According to The Financial Stability Board, the growing appetite of large institutions and VC firms for cryptocurrency exposure could prove counterproductive not only for said financial giants but for the entire world.
The watchdog called for exercising greater control over operations that involve significant money investments to avoid a potential financial crisis on a global scale.
The Global Financial Stability Could Be At Risk
In a report published on Wednesday, February 16, 2021, the FSB explained that essential precautions should be taken to ensure the stability of the international financial system in the face of the risks of massive investments in fast-growing technologies with little guarantee of long-term success, such as cryptocurrencies.
“If financial institutions continue to become more involved in crypto-asset markets, this could affect their balance sheets and liquidity in unexpected ways… If the current trajectory of growth in scale and interconnectedness of crypto-assets to these institutions were to continue, this could have implications for global financial stability,”
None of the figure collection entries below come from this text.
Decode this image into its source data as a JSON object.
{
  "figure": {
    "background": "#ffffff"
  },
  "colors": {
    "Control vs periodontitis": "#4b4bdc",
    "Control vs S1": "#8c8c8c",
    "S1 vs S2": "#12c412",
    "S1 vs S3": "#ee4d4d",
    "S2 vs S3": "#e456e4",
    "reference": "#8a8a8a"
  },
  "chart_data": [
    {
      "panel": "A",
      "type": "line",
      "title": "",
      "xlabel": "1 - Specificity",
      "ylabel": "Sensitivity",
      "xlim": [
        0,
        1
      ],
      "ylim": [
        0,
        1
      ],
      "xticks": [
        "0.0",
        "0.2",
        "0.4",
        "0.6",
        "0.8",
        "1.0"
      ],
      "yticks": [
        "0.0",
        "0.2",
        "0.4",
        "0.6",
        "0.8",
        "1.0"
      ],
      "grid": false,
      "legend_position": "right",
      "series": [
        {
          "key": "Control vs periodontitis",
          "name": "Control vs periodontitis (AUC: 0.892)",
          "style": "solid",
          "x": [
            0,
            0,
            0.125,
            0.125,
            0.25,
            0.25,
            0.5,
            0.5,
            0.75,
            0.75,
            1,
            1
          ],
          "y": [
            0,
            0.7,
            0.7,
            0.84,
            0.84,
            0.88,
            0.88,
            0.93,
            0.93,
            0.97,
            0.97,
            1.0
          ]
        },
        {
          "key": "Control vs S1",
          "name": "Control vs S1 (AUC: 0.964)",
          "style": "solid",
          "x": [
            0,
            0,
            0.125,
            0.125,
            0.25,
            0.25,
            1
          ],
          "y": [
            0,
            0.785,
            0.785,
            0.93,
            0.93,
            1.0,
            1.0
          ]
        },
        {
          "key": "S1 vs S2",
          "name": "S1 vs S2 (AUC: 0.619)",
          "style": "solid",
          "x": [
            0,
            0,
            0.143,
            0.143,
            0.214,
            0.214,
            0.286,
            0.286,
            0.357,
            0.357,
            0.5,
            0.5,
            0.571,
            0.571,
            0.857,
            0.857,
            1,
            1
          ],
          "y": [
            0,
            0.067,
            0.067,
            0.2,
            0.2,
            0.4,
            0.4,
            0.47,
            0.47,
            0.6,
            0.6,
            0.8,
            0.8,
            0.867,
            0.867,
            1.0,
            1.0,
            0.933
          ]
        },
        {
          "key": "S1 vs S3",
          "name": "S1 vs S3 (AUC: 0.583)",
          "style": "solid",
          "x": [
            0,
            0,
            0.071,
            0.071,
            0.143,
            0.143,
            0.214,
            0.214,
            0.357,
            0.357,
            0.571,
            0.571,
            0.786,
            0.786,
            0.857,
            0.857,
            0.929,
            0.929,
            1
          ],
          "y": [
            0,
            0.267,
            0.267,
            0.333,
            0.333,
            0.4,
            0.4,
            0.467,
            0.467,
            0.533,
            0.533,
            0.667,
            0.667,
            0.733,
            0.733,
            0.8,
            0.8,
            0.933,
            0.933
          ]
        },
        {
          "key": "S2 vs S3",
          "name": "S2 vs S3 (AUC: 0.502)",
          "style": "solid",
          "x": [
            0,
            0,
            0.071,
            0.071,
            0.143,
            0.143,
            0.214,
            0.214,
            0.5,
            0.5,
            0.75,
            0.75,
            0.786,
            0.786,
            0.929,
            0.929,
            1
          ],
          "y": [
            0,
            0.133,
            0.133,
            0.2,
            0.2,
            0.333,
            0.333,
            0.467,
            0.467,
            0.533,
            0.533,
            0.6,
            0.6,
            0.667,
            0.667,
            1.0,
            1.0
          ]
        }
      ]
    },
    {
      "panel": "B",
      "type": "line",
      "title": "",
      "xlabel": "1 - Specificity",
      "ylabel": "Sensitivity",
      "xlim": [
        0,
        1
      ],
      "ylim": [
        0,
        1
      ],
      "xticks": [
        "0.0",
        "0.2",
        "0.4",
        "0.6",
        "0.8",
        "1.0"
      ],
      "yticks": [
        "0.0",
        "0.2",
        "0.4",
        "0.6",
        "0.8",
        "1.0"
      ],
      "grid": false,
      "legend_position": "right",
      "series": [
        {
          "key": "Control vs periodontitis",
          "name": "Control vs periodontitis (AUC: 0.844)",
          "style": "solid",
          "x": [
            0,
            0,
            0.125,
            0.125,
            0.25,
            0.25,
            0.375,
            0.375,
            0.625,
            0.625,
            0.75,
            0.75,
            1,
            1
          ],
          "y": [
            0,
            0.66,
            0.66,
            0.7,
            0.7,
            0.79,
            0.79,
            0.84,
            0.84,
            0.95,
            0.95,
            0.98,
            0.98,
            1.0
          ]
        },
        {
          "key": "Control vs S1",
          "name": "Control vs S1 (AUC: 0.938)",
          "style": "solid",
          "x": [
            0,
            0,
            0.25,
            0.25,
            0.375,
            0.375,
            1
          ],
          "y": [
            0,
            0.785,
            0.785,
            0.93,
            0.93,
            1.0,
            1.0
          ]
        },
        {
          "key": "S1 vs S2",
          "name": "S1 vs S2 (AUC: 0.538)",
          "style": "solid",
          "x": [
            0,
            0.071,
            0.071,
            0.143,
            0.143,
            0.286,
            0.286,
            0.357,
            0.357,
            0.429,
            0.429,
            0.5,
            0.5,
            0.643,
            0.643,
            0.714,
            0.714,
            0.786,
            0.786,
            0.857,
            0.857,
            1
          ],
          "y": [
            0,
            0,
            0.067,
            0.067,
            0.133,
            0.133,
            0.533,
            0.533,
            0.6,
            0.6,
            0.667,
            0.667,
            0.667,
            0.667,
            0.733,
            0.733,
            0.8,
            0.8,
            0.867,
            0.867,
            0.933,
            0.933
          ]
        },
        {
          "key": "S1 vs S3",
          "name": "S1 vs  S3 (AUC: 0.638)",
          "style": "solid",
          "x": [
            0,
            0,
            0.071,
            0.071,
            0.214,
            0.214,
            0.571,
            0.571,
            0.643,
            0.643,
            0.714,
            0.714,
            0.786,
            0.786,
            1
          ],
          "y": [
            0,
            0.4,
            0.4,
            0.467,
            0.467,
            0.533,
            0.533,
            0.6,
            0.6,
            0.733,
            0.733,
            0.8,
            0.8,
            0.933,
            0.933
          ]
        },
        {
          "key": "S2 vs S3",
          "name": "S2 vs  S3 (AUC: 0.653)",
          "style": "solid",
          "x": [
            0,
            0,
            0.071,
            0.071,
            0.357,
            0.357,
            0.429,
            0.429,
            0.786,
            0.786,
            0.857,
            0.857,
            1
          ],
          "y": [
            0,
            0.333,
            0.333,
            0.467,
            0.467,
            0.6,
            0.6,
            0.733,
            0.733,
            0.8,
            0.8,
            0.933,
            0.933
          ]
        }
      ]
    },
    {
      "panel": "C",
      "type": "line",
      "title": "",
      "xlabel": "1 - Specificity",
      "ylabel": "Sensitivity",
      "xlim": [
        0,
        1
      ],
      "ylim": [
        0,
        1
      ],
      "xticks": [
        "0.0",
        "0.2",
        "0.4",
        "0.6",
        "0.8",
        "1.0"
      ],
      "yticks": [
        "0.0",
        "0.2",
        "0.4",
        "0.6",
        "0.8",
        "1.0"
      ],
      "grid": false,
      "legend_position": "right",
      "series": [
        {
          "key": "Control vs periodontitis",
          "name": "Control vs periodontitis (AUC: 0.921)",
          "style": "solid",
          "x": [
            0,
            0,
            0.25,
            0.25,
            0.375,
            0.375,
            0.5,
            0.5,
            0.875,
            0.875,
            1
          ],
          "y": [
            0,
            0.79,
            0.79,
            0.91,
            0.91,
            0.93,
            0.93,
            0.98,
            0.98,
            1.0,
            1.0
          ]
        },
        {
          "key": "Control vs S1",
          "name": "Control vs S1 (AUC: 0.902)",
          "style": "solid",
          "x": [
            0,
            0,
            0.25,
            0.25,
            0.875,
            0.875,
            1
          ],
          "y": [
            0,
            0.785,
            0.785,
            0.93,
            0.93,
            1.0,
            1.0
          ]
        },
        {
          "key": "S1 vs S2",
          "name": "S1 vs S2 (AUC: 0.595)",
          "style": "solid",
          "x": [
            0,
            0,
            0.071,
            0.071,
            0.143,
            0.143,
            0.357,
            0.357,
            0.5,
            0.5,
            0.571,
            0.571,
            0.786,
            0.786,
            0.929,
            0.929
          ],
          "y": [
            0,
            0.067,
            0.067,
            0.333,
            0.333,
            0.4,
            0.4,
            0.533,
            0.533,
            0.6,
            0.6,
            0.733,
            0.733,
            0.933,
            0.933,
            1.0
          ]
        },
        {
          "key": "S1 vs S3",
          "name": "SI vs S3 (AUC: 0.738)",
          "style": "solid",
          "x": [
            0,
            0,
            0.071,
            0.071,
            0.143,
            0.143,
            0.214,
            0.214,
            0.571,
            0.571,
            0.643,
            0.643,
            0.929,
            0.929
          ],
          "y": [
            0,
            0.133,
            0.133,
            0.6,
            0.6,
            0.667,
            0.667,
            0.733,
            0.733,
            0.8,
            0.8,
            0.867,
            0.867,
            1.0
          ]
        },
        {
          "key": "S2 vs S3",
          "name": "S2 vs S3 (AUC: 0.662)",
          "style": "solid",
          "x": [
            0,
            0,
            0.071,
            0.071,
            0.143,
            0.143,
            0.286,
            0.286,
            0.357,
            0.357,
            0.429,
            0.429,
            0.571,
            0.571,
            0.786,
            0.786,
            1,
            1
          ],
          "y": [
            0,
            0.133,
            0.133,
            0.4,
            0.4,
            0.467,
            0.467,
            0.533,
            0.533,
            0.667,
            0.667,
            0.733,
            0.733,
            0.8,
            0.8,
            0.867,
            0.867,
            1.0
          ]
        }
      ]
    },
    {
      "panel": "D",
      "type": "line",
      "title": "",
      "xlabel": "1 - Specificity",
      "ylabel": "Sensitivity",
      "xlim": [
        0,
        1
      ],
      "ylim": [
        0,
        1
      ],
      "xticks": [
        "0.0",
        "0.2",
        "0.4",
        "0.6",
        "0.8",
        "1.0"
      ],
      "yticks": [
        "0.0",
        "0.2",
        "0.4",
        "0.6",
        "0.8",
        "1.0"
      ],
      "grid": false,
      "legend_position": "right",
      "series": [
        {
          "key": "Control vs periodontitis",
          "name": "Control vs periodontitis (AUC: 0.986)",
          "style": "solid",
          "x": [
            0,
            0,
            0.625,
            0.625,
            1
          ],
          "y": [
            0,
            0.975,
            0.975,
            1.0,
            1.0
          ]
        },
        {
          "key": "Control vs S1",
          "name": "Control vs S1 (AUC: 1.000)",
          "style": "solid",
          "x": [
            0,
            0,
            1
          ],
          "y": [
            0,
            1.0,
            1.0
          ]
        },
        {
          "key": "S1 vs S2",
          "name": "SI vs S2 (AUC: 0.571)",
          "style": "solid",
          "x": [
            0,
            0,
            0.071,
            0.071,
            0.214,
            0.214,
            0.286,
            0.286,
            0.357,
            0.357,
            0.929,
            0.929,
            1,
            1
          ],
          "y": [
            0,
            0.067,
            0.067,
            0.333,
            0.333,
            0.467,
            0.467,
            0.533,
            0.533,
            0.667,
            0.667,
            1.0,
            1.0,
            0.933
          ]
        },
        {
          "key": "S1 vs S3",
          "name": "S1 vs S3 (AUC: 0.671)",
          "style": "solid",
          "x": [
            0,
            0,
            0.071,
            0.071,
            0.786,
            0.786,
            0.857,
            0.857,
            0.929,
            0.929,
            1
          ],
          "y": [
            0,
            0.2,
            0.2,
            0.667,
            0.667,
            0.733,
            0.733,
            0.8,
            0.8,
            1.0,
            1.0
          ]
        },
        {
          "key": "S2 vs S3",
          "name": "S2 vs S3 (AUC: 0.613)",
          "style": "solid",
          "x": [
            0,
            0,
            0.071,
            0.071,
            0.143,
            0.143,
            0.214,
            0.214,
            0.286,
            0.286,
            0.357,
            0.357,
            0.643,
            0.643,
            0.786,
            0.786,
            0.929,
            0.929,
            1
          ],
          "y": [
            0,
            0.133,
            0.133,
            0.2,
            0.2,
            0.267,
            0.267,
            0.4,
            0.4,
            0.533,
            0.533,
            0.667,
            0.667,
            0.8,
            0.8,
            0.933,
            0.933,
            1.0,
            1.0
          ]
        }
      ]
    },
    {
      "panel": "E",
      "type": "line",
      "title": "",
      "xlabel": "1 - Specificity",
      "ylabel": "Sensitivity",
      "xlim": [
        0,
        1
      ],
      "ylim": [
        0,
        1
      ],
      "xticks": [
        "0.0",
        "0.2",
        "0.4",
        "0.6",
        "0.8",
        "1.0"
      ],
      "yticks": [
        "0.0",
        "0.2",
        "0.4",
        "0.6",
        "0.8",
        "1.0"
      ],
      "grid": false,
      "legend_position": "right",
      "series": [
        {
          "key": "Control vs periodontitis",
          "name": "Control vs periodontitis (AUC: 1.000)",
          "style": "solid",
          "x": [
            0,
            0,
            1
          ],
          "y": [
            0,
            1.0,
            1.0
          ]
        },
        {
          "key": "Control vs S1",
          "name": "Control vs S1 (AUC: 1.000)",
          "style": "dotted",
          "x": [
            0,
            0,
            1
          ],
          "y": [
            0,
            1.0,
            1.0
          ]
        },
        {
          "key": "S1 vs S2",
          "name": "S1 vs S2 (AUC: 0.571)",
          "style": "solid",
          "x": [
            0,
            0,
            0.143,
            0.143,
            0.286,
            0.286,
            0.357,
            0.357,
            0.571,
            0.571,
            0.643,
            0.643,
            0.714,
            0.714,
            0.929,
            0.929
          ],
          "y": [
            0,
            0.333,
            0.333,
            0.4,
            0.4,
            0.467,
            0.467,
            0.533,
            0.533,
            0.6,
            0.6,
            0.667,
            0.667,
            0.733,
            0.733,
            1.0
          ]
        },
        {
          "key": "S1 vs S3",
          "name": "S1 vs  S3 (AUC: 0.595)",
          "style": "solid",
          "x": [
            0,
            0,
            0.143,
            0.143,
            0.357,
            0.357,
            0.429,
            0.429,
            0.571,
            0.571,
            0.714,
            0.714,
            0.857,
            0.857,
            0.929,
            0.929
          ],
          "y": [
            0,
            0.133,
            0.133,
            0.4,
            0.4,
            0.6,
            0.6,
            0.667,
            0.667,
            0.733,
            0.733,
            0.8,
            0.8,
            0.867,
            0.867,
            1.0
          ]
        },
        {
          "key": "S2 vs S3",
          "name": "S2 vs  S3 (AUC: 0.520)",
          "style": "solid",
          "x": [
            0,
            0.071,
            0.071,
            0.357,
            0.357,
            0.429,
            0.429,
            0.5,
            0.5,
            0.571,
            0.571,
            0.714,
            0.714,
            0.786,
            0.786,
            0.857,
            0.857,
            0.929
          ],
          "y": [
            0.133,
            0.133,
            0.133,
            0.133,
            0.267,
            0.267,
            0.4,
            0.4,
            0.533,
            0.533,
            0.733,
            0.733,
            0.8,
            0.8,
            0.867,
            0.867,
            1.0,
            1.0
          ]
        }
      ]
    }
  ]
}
The FSB notes that despite the accelerated growth of cryptocurrencies, they do not actually account for a significant portion of the money being moved in traditional financial markets. However, they recognize that should the growth rate that has been seen so far persist, there could be a major shift in the conventional financial system – which would, in turn, have severe implications for global financial stability.
Contrary to what many might point out, the FSB mentions that the industry is full of players who don’t really understand how cryptocurrencies work and points to the increase in money laundering, ransomware, and cybercrime as concerns. But in general terms, the report focuses on other risks and vulnerabilities more related to the market aspect, such as liquidity mismatch, unbacked stablecoins,increased use of leverage, and the opacity of regulatory oversight.